Some producers, especially well-known everyday brands that can be found on supermarket shelves, will simply use the grape variety such as ‘Chardonnay’ or ‘Merlot’.

Others will give their wines specific names that help tell a brand story or family history.

Once described as one of Spain’s most innovative and influential winemakers, Familia Torres makes fantastic wines across the range that cost just £ 10. They can be found at Waitrose Cellar and have a delicious, structured flavor.

I would say German Riesling is one of those grapes that come in many styles from dry to deliciously sweet. Growers to be sought are Weingut Wittmann, Weingut Joh. Jos. Prüm and Keller Wein.


Note that the grape variety is not always on the label; many producers will use the region instead.

However, this can be as broad as ‘South Australia’, which includes more than 50 percent of the wine made across the country, as opposed to a single vineyard.

To get the highest quality wine, look out for specific destinations where the grapes were grown.

New Zealand is a country known for its quality wine. They have a fantastic climate and terroir to produce the best Sauvignon Blanc and Chardonnay.


The vintage reflects the year the grapes were harvested and can tell you a lot about the wine, if you are familiar with vintage variations.

When it comes to drinking vintage wine, three to five years of age generally works best for wine as it will give it time to settle in the bottle.

Examples that show this include the red Bourgognes 2017 and Bordeaux 2015.

In the event that there is no year on the label, or the term ‘NV’ or ‘non-vintage’ is present, it means that grapes from multiple vintages were used to make the wine.

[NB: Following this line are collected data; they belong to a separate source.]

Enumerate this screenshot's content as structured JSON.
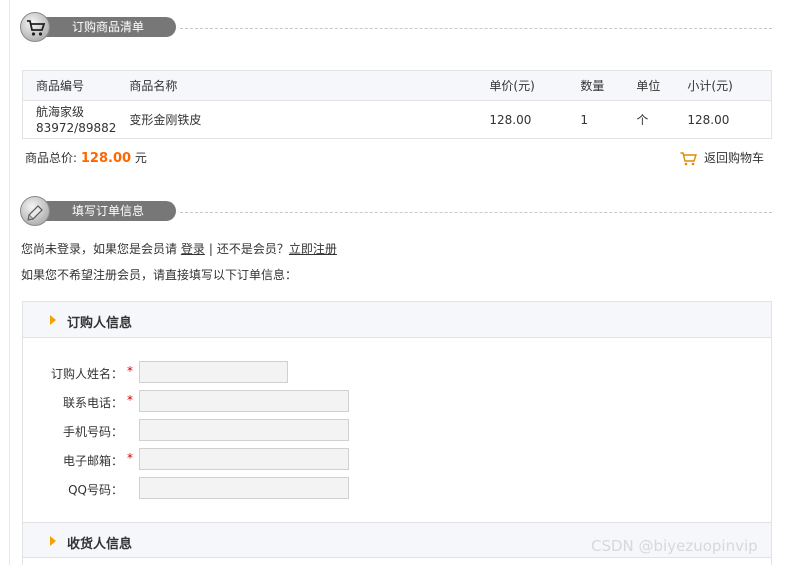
{
  "order_list": {
    "section_title": "订购商品清单",
    "columns": [
      "商品编号",
      "商品名称",
      "单价(元)",
      "数量",
      "单位",
      "小计(元)"
    ],
    "rows": [
      {
        "code_line1": "航海家级",
        "code_line2": "83972/89882",
        "name": "变形金刚铁皮",
        "unit_price": "128.00",
        "qty": "1",
        "unit": "个",
        "subtotal": "128.00"
      }
    ],
    "total_label": "商品总价:",
    "total_value": "128.00",
    "total_currency": "元",
    "back_to_cart": "返回购物车"
  },
  "order_info": {
    "section_title": "填写订单信息",
    "login_prompt_pre": "您尚未登录，如果您是会员请",
    "login_link": "登录",
    "separator": "|",
    "not_member": "还不是会员？",
    "register_link": "立即注册",
    "hint": "如果您不希望注册会员，请直接填写以下订单信息："
  },
  "buyer_form": {
    "title": "订购人信息",
    "fields": [
      {
        "label": "订购人姓名：",
        "required": "*",
        "value": ""
      },
      {
        "label": "联系电话：",
        "required": "*",
        "value": ""
      },
      {
        "label": "手机号码：",
        "required": "",
        "value": ""
      },
      {
        "label": "电子邮箱：",
        "required": "*",
        "value": ""
      },
      {
        "label": "QQ号码：",
        "required": "",
        "value": ""
      }
    ]
  },
  "receiver_form": {
    "title": "收货人信息"
  },
  "watermark": "CSDN @biyezuopinvip",
  "colors": {
    "accent_price": "#ff6600",
    "required_mark": "#d40000",
    "arrow": "#f5a100",
    "header_pill": "#777777"
  }
}
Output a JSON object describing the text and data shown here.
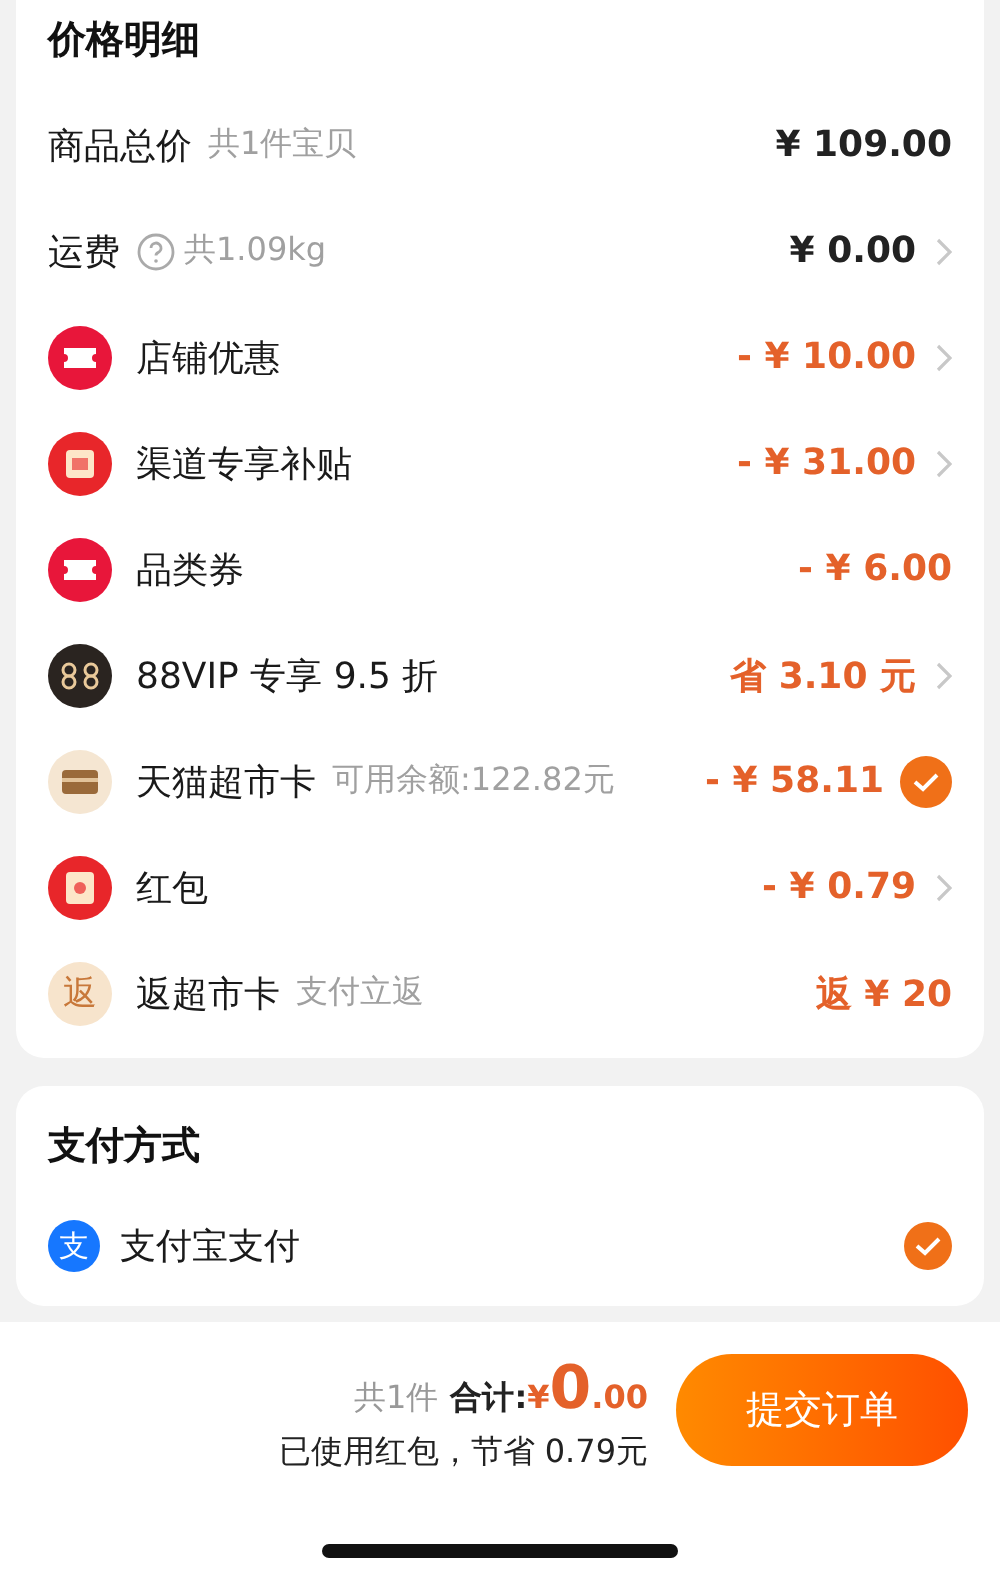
{
  "price_detail": {
    "title": "价格明细",
    "rows": [
      {
        "kind": "none",
        "label": "商品总价",
        "note": "共1件宝贝",
        "value": "¥ 109.00",
        "discount": false,
        "arrow": false,
        "checked": false
      },
      {
        "kind": "help",
        "label": "运费",
        "note": "共1.09kg",
        "value": "¥ 0.00",
        "discount": false,
        "arrow": true,
        "checked": false
      },
      {
        "kind": "ticket",
        "label": "店铺优惠",
        "value": "- ¥ 10.00",
        "discount": true,
        "arrow": true,
        "checked": false
      },
      {
        "kind": "subsidy",
        "label": "渠道专享补贴",
        "value": "- ¥ 31.00",
        "discount": true,
        "arrow": true,
        "checked": false
      },
      {
        "kind": "ticket",
        "label": "品类券",
        "value": "- ¥ 6.00",
        "discount": true,
        "arrow": false,
        "checked": false
      },
      {
        "kind": "vip",
        "label": "88VIP 专享 9.5 折",
        "value": "省 3.10 元",
        "discount": true,
        "arrow": true,
        "checked": false
      },
      {
        "kind": "card",
        "label": "天猫超市卡",
        "note": "可用余额:122.82元",
        "value": "- ¥ 58.11",
        "discount": true,
        "arrow": false,
        "checked": true
      },
      {
        "kind": "redpacket",
        "label": "红包",
        "value": "- ¥ 0.79",
        "discount": true,
        "arrow": true,
        "checked": false
      },
      {
        "kind": "return",
        "icon_text": "返",
        "label": "返超市卡",
        "note": "支付立返",
        "value": "返 ¥ 20",
        "discount": true,
        "arrow": false,
        "checked": false
      }
    ]
  },
  "payment": {
    "title": "支付方式",
    "methods": [
      {
        "icon_text": "支",
        "label": "支付宝支付",
        "selected": true
      }
    ]
  },
  "footer": {
    "count": "共1件",
    "total_label": "合计:",
    "currency": "¥",
    "total_int": "0",
    "total_dec": ".00",
    "savings": "已使用红包，节省 0.79元",
    "submit": "提交订单"
  }
}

As a rule of thumb, non-vintage wines are usually ready to drink at release, are unlikely to improve with age, and cost less than vintage wines.


The alcohol by volume (ABV) of a wine can actually reveal a lot about the wine, although this information is usually displayed on the back of a bottle.

In many wine regions in Europe, only wines of the highest quality are allowed to have an alcohol content of 13.5% or more, while in America some alcohol content can be very high, up to 17%.

Many wines with a high alcohol content are made from ripe grapes and have more fruity flavors, which can give an indication of how alcoholic the wine may taste.

The alcohol content does not really indicate quality; you can find wines with moderate 12.5% ​​alcohol that are not that good. It is more about harmony between wine taste and aroma, followed by a proportioned harmony between acidity, alcohol and tannins.


Wine at winery: This means that the wine is grown, produced and bottled on a single estate, and is usually of inferior quality.

To reserve: This term may give a wine some extra appeal, but it doesn’t mean anything official. That said, some smaller producers use it to designate their top wines.

Old vines: Or in French: ‘Vielles Vins’. Using grapes from older vines usually results in more concentrated flavors in a wine, but again, there are no rules to say exactly how old a vine must be for a producer to use this term on a label – they can range from 15 to 115 years!

With these basic terms you are in a good position to choose the right wine. Don’t just rely on the label, however attractive it may be – get used to looking at the details and you’ll quickly be making informed and tasty choices.